Hannah Arendt Film Screening & Seminar: Open Call for Participants

9 Sep

The work of the German-American political theorist Hannah Arendt is widely acknowledged in contemporary social and political debates, yet her unique understanding of the inter-relationship between cultural practice and the polis has been largely overlooked. “The Crisis in Culture: Its Social and Its Political Significance” published in 1961, was Arendt’s contribution to the debates of her time concerning avant-garde and kitsch, high and low culture. This fiftieth anniversary serves as an occasion to take up this text, explicate and elaborate upon it, bringing Arendt’s ideas into dialogue with the questions faced in contemporary thinking on art and politics.

Following a seminar in London and a reading group in Berlin, GOLEB is pleased to host a series of reading sessions and presentations as the Amsterdam component of this commemorative project, organized by Jeremiah Day.

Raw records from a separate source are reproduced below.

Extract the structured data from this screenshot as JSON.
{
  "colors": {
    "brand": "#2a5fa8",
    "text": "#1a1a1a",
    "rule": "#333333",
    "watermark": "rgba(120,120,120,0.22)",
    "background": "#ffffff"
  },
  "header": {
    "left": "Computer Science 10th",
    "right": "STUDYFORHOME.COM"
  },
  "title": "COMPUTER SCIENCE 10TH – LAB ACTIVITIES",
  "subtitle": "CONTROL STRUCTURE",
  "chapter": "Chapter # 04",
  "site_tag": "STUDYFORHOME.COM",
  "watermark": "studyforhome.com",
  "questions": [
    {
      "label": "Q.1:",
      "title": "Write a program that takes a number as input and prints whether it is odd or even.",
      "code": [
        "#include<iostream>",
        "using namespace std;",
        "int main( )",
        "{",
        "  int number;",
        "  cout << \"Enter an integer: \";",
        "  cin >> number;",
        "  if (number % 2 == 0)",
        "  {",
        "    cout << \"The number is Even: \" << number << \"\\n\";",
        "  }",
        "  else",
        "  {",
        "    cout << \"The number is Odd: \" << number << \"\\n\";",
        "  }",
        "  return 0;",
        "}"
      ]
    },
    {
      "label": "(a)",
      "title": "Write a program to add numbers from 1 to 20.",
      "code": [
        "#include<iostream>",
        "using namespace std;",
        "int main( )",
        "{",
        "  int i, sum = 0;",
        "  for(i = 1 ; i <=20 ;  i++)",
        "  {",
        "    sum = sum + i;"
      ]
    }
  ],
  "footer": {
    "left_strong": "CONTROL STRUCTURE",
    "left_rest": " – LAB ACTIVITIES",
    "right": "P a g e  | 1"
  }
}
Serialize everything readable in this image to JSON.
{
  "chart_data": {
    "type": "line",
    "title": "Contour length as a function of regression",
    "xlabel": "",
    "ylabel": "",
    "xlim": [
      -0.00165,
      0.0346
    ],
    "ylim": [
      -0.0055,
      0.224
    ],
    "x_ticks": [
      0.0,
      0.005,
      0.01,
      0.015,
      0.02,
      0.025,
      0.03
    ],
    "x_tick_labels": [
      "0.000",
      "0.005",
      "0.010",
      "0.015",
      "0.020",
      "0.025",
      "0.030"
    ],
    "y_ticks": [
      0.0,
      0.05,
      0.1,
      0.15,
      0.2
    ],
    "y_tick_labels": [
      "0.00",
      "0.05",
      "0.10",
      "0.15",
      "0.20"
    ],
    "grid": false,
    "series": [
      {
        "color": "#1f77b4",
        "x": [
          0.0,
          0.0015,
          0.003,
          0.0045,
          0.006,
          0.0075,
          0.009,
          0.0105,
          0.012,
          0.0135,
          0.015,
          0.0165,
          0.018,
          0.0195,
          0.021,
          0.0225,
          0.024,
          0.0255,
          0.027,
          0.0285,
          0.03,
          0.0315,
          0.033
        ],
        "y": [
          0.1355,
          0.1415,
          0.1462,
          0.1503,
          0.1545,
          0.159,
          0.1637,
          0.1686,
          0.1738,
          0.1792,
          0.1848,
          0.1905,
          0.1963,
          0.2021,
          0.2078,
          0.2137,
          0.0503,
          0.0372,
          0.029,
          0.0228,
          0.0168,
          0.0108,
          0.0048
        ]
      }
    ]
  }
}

On September 20th, artist-researcher Jeremiah Day will introduce his project on Hannah Arendt to the public. The presentation will be followed by a screening of two documentary films on Dischord Records: Jem Cohen’s Instrument (1999) and Max Le Cain’s and Tim Furey’s (PR) Evens (2006). Following Arendt’s focus on the distinction between culture and entertainment, we will consider the way Dischord Records’ founder Ian Mackaye has tried to organize a practice in which music is not reduced to consumption, and as an example of the engagement of art with public life.

On September 24th, Jeremiah Day will lead the first of several reading sessions focusing on Arendt’s The Crisis in Culture. The session is open to everyone and requires no preparation, as it consists of a collective, ad hoc, reading of the text and the discussion that ensues from it. Forthcoming reading sessions will be held October 15th and November 5th.